Jülide Bigat, lors d’un atelier organisé le 12 février 2012 pour les enfants
défavorisés en collaboration avec l’association ÇYDD.

Et si tu devais attribuer cinq sens à Istanbul. Comme le goût, l’ouïe, l’odeur, la vue et le toucher? 
Si Istanbul était un goût ce serait celui du Helva que je mangeais enfant; un goût que j’ai toujours lié à la Turquie. Si Istanbul était un son, il serait multiple, cacophonique. Ce serait comme une musique, le son d’une clarinette et des darbukas jouant un air des balkans, avec en fond celui de l’appel à la prière mélangé au cris des vendeurs de rue qui passent en bas des maisons. A ce propos, j’ai découvert une nuit avec surprise que certains de ces vendeurs opèrent … principalement la nuit… Un jour lorsque je suis rentrée très tard chez moi, j’entends depuis mon lit très au loin la voix d’un homme, un son qui ressemblait à «Booooooooooooohh…. za» répété sans cesse dans la nuit.(elle l’imite) Je me suis dit mais c’est pas possible des gens qui crient comme ça dans la nuit, c’est sûr il y a des voisins qui vont se plaindre, lui dire de se taire de ne pas réveiller tout le quartier. Et lorsque le bruit s’est rapproché de ma fenêtre j’ai entendu dans l’immobilité de la nuit plus précisément «Boza». Là j’étais vraiment encore plus étonnée car je me suis demandée si vraiment des gens se lèvent à 2h du matin pour boire une boisson chaude !? Lorsque j’en ai parlé à des amis, tous ont souri attendris en disant que c’était traditionnel et très bien même si eux, n’en achètent jamais!

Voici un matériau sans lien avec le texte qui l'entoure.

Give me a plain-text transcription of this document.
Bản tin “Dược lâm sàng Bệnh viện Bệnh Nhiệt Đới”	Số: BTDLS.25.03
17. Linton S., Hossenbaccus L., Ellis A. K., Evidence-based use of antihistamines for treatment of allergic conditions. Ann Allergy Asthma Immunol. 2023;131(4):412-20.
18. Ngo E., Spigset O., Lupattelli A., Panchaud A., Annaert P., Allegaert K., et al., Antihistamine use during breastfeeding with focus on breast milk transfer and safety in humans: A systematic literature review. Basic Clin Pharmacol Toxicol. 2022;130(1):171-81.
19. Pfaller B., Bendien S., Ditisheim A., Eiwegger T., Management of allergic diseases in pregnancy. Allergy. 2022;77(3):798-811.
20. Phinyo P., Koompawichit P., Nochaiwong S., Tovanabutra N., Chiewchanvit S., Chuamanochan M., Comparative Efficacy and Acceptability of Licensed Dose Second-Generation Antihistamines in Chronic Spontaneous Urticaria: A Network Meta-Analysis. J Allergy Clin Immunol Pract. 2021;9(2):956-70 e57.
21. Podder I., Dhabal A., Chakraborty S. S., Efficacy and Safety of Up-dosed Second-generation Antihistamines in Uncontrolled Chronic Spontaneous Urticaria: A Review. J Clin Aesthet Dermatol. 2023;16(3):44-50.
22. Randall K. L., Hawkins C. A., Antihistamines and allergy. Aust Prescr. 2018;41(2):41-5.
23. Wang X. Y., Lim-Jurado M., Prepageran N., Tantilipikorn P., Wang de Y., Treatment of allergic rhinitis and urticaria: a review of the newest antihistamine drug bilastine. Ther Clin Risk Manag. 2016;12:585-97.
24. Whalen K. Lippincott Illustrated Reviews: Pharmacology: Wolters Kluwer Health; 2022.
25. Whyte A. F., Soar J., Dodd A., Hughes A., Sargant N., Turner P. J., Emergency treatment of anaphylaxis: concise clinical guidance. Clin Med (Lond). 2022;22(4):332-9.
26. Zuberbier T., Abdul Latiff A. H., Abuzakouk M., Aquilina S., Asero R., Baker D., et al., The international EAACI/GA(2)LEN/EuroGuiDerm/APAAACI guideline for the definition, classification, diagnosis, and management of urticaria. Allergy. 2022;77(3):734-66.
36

Mais noooonnn Jülide. J’achete souvent du Boza et d’ailleurs il n’est pas une boisson chaude mais froid et très bon. Je vais te faire gouter une nuit à Vefa.
İnşallah ! (elle rit et continue…) Si Istanbul était une odeur, celle de la mer, du poisson grillé. Si Istanbul était une vue ce serait la vue d’une carte postale que j’aimerai acheter pour envoyer et montrer fièrement la ville où j’ai la chance d’être née. Une photographie prise depuis Karaköy en direction de Sultanahmet. Et enfin, si Istanbul était un toucher, ce serait un geste tendre de mon père.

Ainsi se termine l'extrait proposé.